The `cs61-sections/s06`

directory contains a program called `matrixmultiply`

(source in `matrixmultiply.cc`

). This program creates two random square
matrices, multiplies them together, prints some information about their
product, then exits.

In the handout code, `matrixmultiply-base.cc`

and `matrixmultiply.cc`

do
exactly the same task. Your first job is to transform the `matrixmultiply.cc`

version so that it runs as fast as possible, while producing almost exactly
the same results as the original for all arguments. Your second job is to
explain your results by reasoning about the processor cache.

## Processor cache

Modern processors access all primary memory through the medium of **cache
memory**. This kind of memory is located physically closer to the processor
than primary memory. Shorter wires means faster access: the closest cache
memory is ~60x faster for the processor to access than primary memory. But
there is also much less space available close to the processor, and cache
memory can use a different technology than primary memory. So cache memory is
smaller and more expensive than primary memory.

Cache memory is organized into aligned blocks called **cache lines**. Common
cache line sizes are 64 bytes or 128 bytes.

To access an address in primary memory, a processor obtains a lock on the surrounding cache line (preventing other processors from modifying it), then moves the cache line into the cache.

## Matrix multiplication background

A matrix is a 2D array of numbers.
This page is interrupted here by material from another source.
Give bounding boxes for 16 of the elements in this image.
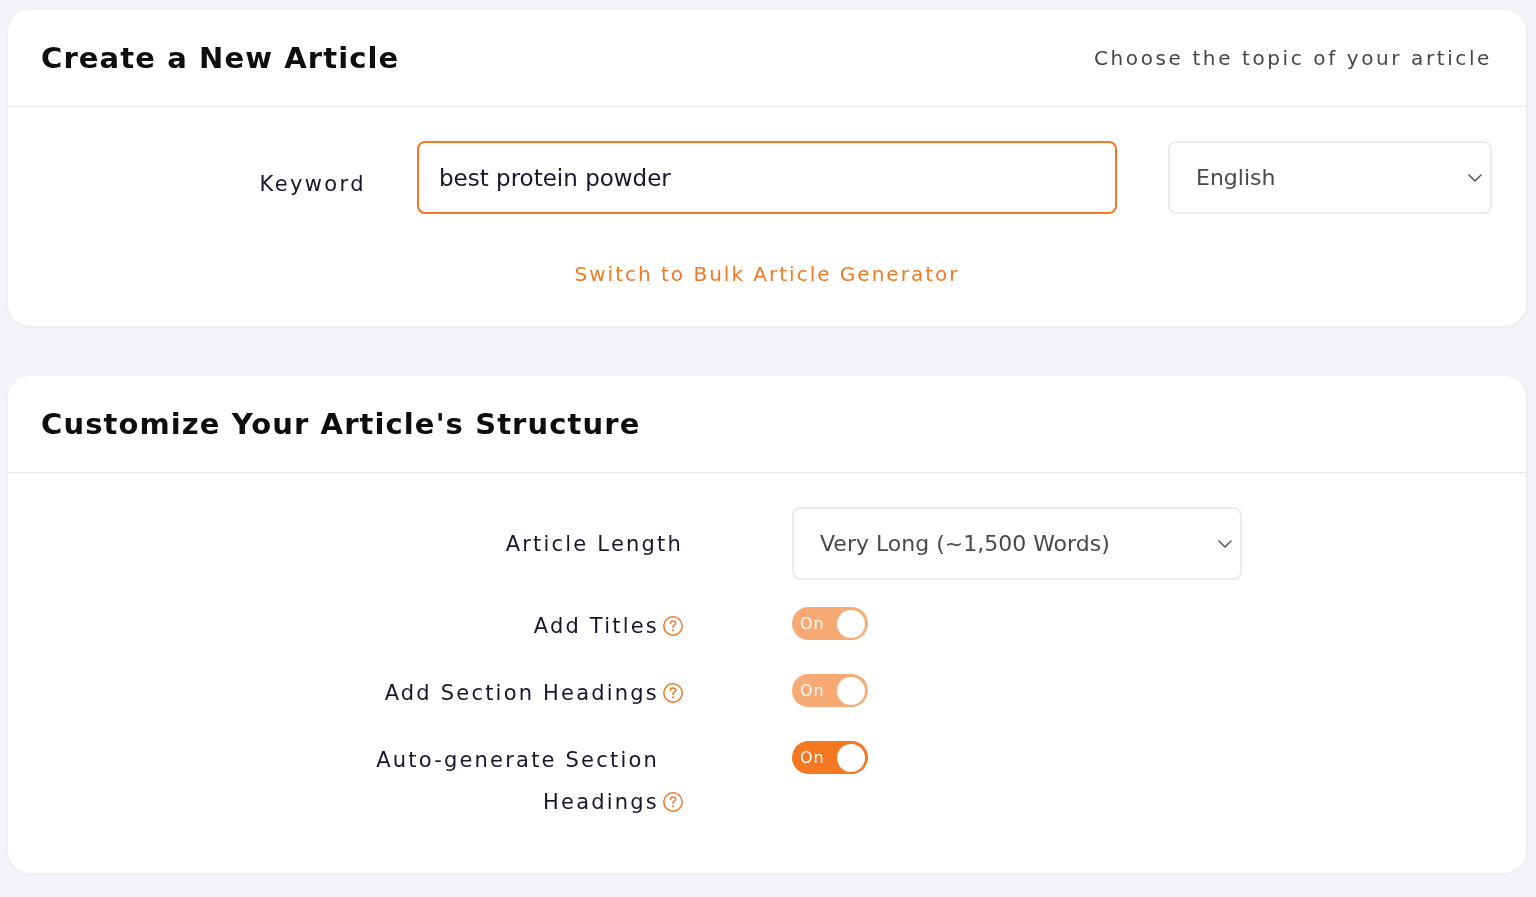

An \(m\times n\) matrix has \(m\) rows and \(n\) columns; the value in row \(i\) and column \(j\) is written \(m_{ij}\), or, in more C-like notation, \(m[i, j]\) or \(m[i][j]\).

A square matrix has the same number of rows and columns: \(m = n\).

The product of two matrices \(a\) and \(b\), written \(a \times b\) or \(a \ast b\), is calculated by the following rules.

- \(a\) must have the same number of columns as \(b\) has rows.
- If \(a\) has dimensions \(m\times n\), and \(b\) has dimensions \(n\times p\), then \(c = a \times b\) has dimensions \(m \times p\): it has \(a\)’s row count and \(b\)’s column count.
If \(c = a \times b\), then

\[ c_{ij} = \sum_{0\leq k < n} a_{ik}b_{kj}. \]

Some pictures might help. Here’s how the dimensions work:

And here’s the values used to compute element \(c_{ij}\) of the destination matrix:

Matrixes in most languages are stored in row-major order. That means that we store the matrix in a single array, where the values for each row are grouped together. For instance, if \(a\) were a 4x4 square matrix, we’d store its (zero-indexed) elements in this order:

```
0. a[0,0]
1. a[0,1]
2. a[0,2]
3. a[0,3]
4. a[1,0]
5. a[1,1]
…
14. a[3,2]
15. a[3,3]
```

Thus, element \(a_{ij}\) is stored in array index `a[i*NCOLS + j]`

, where
`NCOLS`

is the number of columns (here, 4).

## Your task

Once you get the “aha” insight you should be able to make `matrix_multiply`

take no more than 0.1x the time of the base, while producing statistics that
are 0% off.

Followup questions—answering them will demonstrate your understanding of processor caches:

- Find the fastest matrix multiplier you can.
- Find the slowest matrix multiplier you can.
- Explain why these multipliers are fast and slow, referring to processor cache design.
- Find a fast matrix multiplier that uses
`sqmatrix::transpose`

and one that does not. - Speed up
`sqmatrix::transpose`

if you can. - Find a radically faster matrix multiplier that relies on a library such as BLAS.

Note: You can copy `matrixmultiply.cc`

as many times as you like. If you use
filenames like `matrixmultiply-magic.cc`

, the makefile will generate binaries
like `matrixmultiply-magic`

.

And some other followup questions:

- If you run
`./matrixmultiply -n N`

several times with the same`N`

, you should notice that the corner statistics all stay about the same—even though the input matrices are being initialized randomly, and differently, each time. Why?